Background and objectives: Cigarette smoking is associated with an increased risk to develop myocardial infarction and ischemic stroke. However, the mechanisms responsible for these effects are still poorly understood.
Aim: To investigate whether nicotine, the major component of cigarette smoking, and its main metabolite, cotinine, might induce a pro-thrombotic state via stimulation of tissue factor (TF) expression in two cell population widely represented in the arterial wall such as endothelial cells (ECs), and smooth muscle cells (SMCs).

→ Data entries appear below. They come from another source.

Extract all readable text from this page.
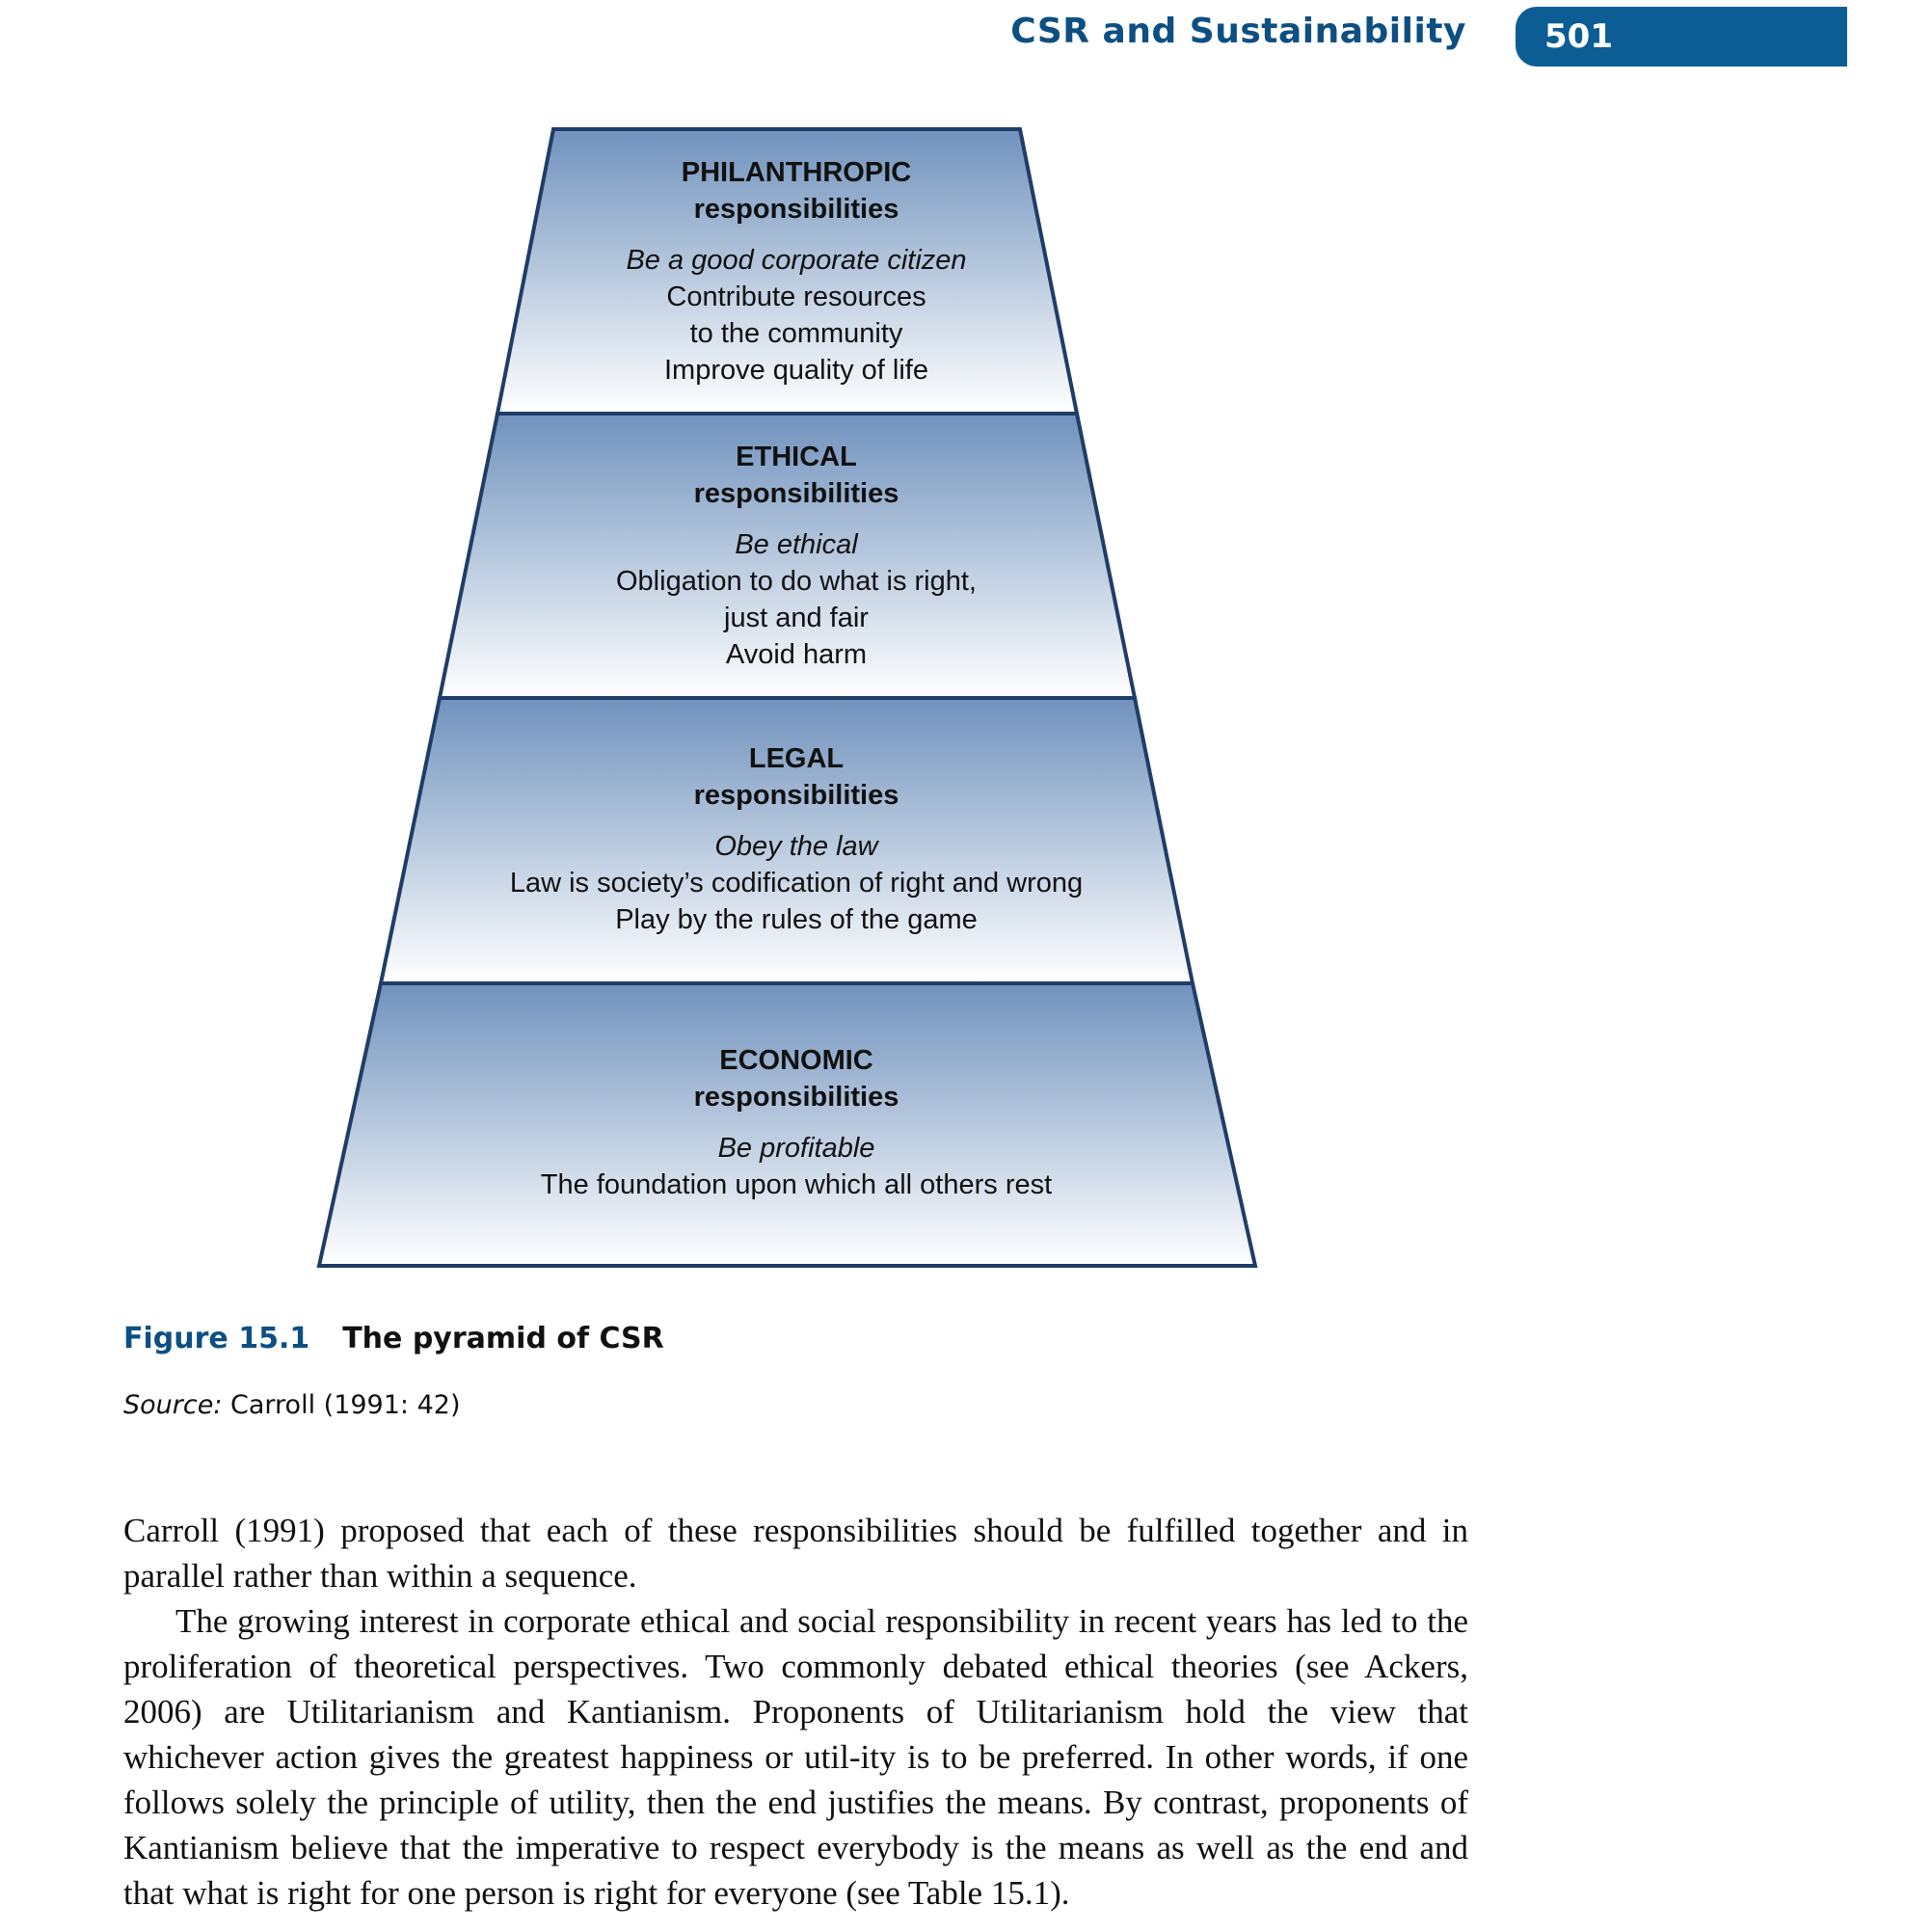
CSR and Sustainability 501
PHILANTHROPIC
responsibilities
Be a good corporate citizen
Contribute resources
to the community
Improve quality of life
ETHICAL
responsibilities
Be ethical
Obligation to do what is right,
just and fair
Avoid harm
LEGAL
responsibilities
Obey the law
Law is society’s codification of right and wrong
Play by the rules of the game
ECONOMIC
responsibilities
Be profitable
The foundation upon which all others rest
Figure 15.1 The pyramid of CSR
Source: Carroll (1991: 42)

Carroll (1991) proposed that each of these responsibilities should be fulfilled together and in parallel rather than within a sequence.

The growing interest in corporate ethical and social responsibility in recent years has led to the proliferation of theoretical perspectives. Two commonly debated ethical theories (see Ackers, 2006) are Utilitarianism and Kantianism. Proponents of Utilitarianism hold the view that whichever action gives the greatest happiness or util-ity is to be preferred. In other words, if one follows solely the principle of utility, then the end justifies the means. By contrast, proponents of Kantianism believe that the imperative to respect everybody is the means as well as the end and that what is right for one person is right for everyone (see Table 15.1).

Methods and results: Incubation of ECs and SMCs with nicotine and cotinine induced TF expression in both cell types in a dose-dependent fashion, exerting its effect at the transcriptional level, as demonstrated by semiquantitative and by real-time PCR. Nicotine- and cotinine-induced TF expression was mediated by the activation of the transcription factor, nuclear factor-kappa B (NF-kappaB), as demonstrated by electrophoretic mobility shift assay and by the suppression of TF expression by the NF-kappaB inhibitor, pyrrolidine dithio carbamate ammonium.
Conclusions: These data indicate that nicotine and cotinine exert direct effects on ECs and SMCs, shifting them toward a pro-thrombotic state via induction of TF expression. These effects on cells of the vessel wall might explain, at least in part, the deleterious cardiovascular consequences of cigarette smoking.